Little information is available on the potential amplification and maintenance of SPONV in numerous hosts species. Intensive field studies have been carried out in areas with high SPONV transmission, to eliminate potential host species. Numerous isolations of both SPONV strain types along with evidence of antibodies to the two strains were not detected in any rodent or birds collected in South Africa in 1958, leading to the speculation that these species were unlikely amplification and transmission of the virus.  Experimental work has demonstrated that SPONV can infect non-human primates. Due to its serological cross-reactivity and similar clinical presentations with ZIKV, SPONV may be maintained and transmitted in a sylvatic cycle to nonhuman primates and certain species of mosquitoes.

Signs and symptoms
Successful transmission and infection by either SPONV strain can result in the infectious disease known as Spondweni fever. Less is known about the clinical presentation of Spondweni virus infections, since a large problem with misdiagnosis is seen, as other viral infections like Zika. The majority of SPONV infections have been reported as asymptomatic. However, in certain Spondweni virus cases, signs and symptoms can appear as early as three days after infection. Six cases of Spondweni virus infections have been well documented, and the signs and symptoms parallel closely to Zika fever. Symptoms included:
 fever
 headache
 nausea
 myalgia
 greyish mucoid lining on the posterior pharynx
 arthralgia
 vertigo
 conjunctivitis
 maculopapular and pruritic rash
 epistaxis, photophobia
 vomiting, and disorientation.

While most reported symptomatic Spondweni virus infections have mild to moderate febrile illness that last for a short duration, incidences of more serious symptoms and illnesses have been associated with the virus.

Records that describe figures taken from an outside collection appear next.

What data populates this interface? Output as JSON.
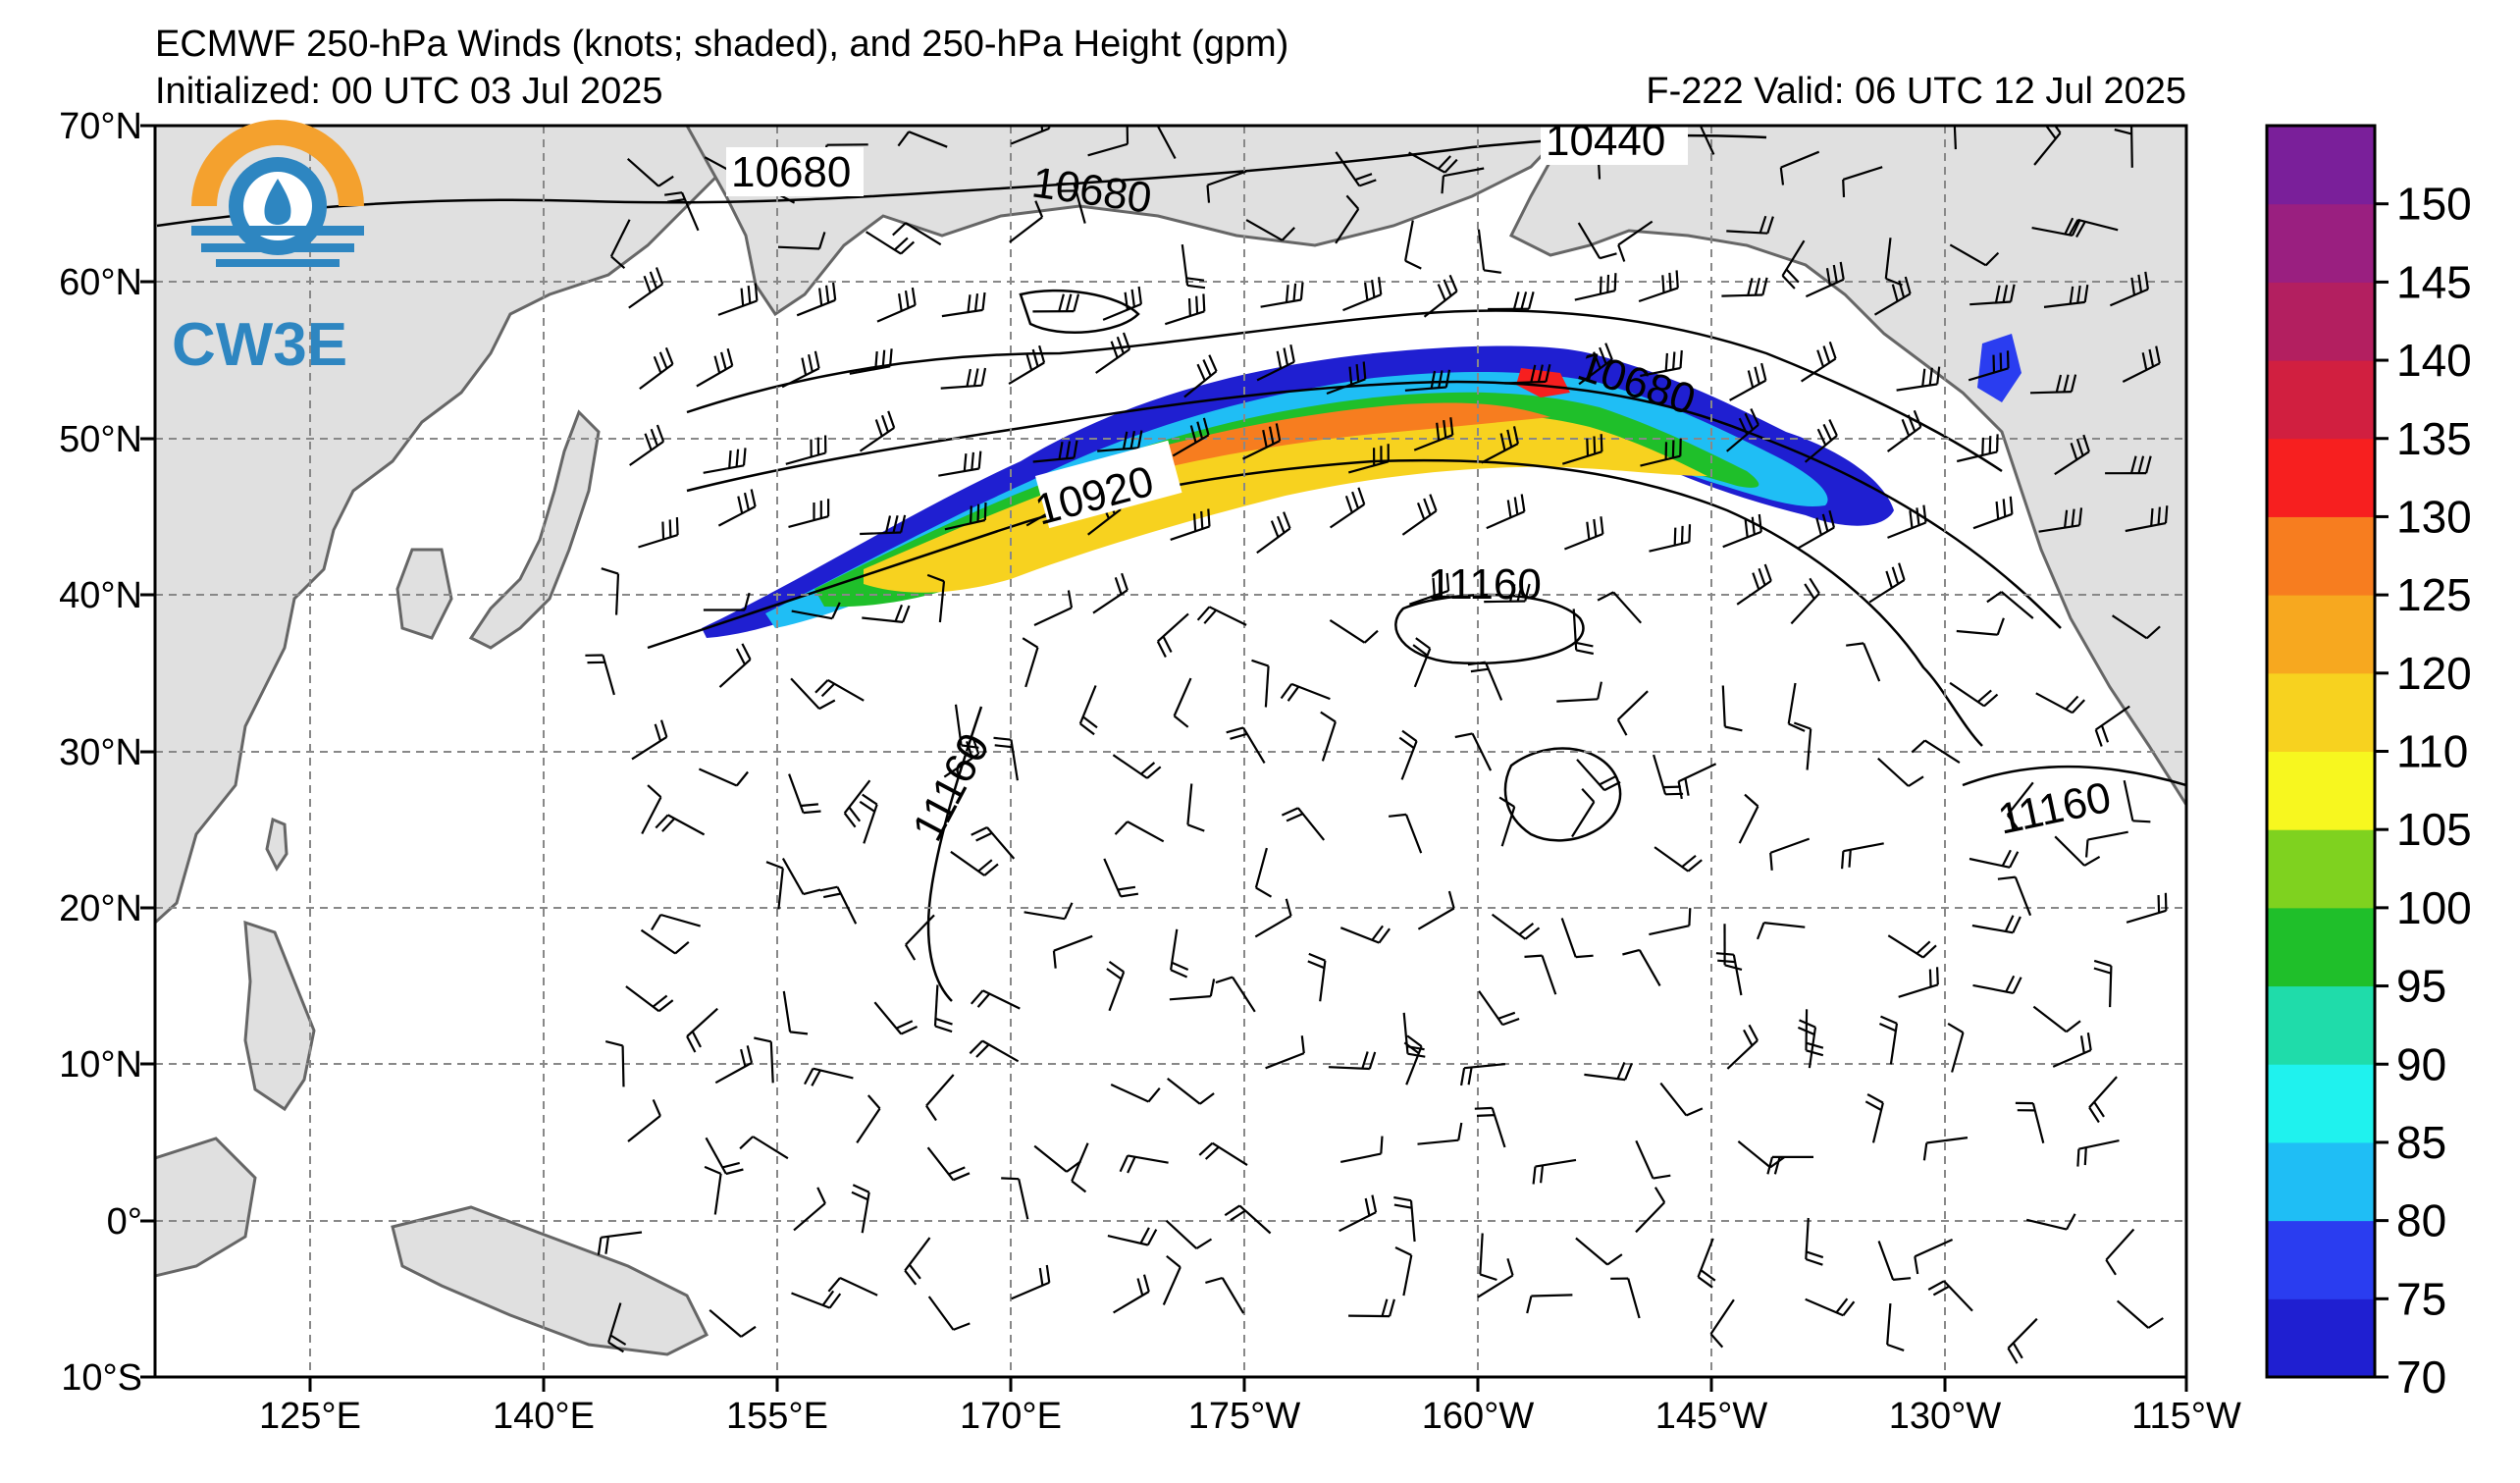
{
  "header": {
    "title_line1": "ECMWF 250-hPa Winds (knots; shaded), and 250-hPa Height (gpm)",
    "title_line2": "Initialized: 00 UTC 03 Jul 2025",
    "valid": "F-222  Valid: 06 UTC 12 Jul 2025"
  },
  "logo": {
    "text": "CW3E",
    "icon": "cw3e-logo-icon"
  },
  "axes": {
    "lon_ticks": [
      "125°E",
      "140°E",
      "155°E",
      "170°E",
      "175°W",
      "160°W",
      "145°W",
      "130°W",
      "115°W"
    ],
    "lat_ticks": [
      "70°N",
      "60°N",
      "50°N",
      "40°N",
      "30°N",
      "20°N",
      "10°N",
      "0°",
      "10°S"
    ],
    "lat_range": [
      -10,
      70
    ],
    "lon_range": [
      "110°E",
      "115°W"
    ],
    "grid": true
  },
  "contour_labels": [
    "10680",
    "10680",
    "10440",
    "10680",
    "10920",
    "11160",
    "11160",
    "11160"
  ],
  "colorbar": {
    "labels": [
      "70",
      "75",
      "80",
      "85",
      "90",
      "95",
      "100",
      "105",
      "110",
      "120",
      "125",
      "130",
      "135",
      "140",
      "145",
      "150"
    ],
    "colors": [
      "#1f1fd1",
      "#2a3df0",
      "#1fbef5",
      "#1ff2ee",
      "#1fdcaa",
      "#1fbf2a",
      "#7fd21f",
      "#f7f71f",
      "#f7d21f",
      "#f7a81f",
      "#f77d1f",
      "#f71f1f",
      "#d11f40",
      "#b31f60",
      "#9a1f80",
      "#7a1f9a"
    ]
  },
  "chart_data": {
    "type": "map",
    "field": "250-hPa wind speed (knots) shaded, 250-hPa geopotential height contours (gpm), wind barbs",
    "height_contours_gpm": [
      10440,
      10680,
      10920,
      11160
    ],
    "wind_shading_min_knots": 70,
    "wind_shading_max_knots": 150
  }
}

More serious complications have occurred, including conjunctivitis, hematuria, hematospermia, aphthous ulcer, and epistaxis.

Diagnosis of Spondweni viral infection would be to screen blood samples from infected individuals for the presence of the positive-sense, single-stranded RNA virion through the use of serologic assay, virus isolation, or PCR/qPCR. These methods also aid in the prevention of misdiagnosis of Spondweni viral infection with other viral infections and infections with a similar clinical symptom array which includes Zika fever, dengue fever, Lassa fever, rickettsial infection, leptospirosis, and typhoid fever.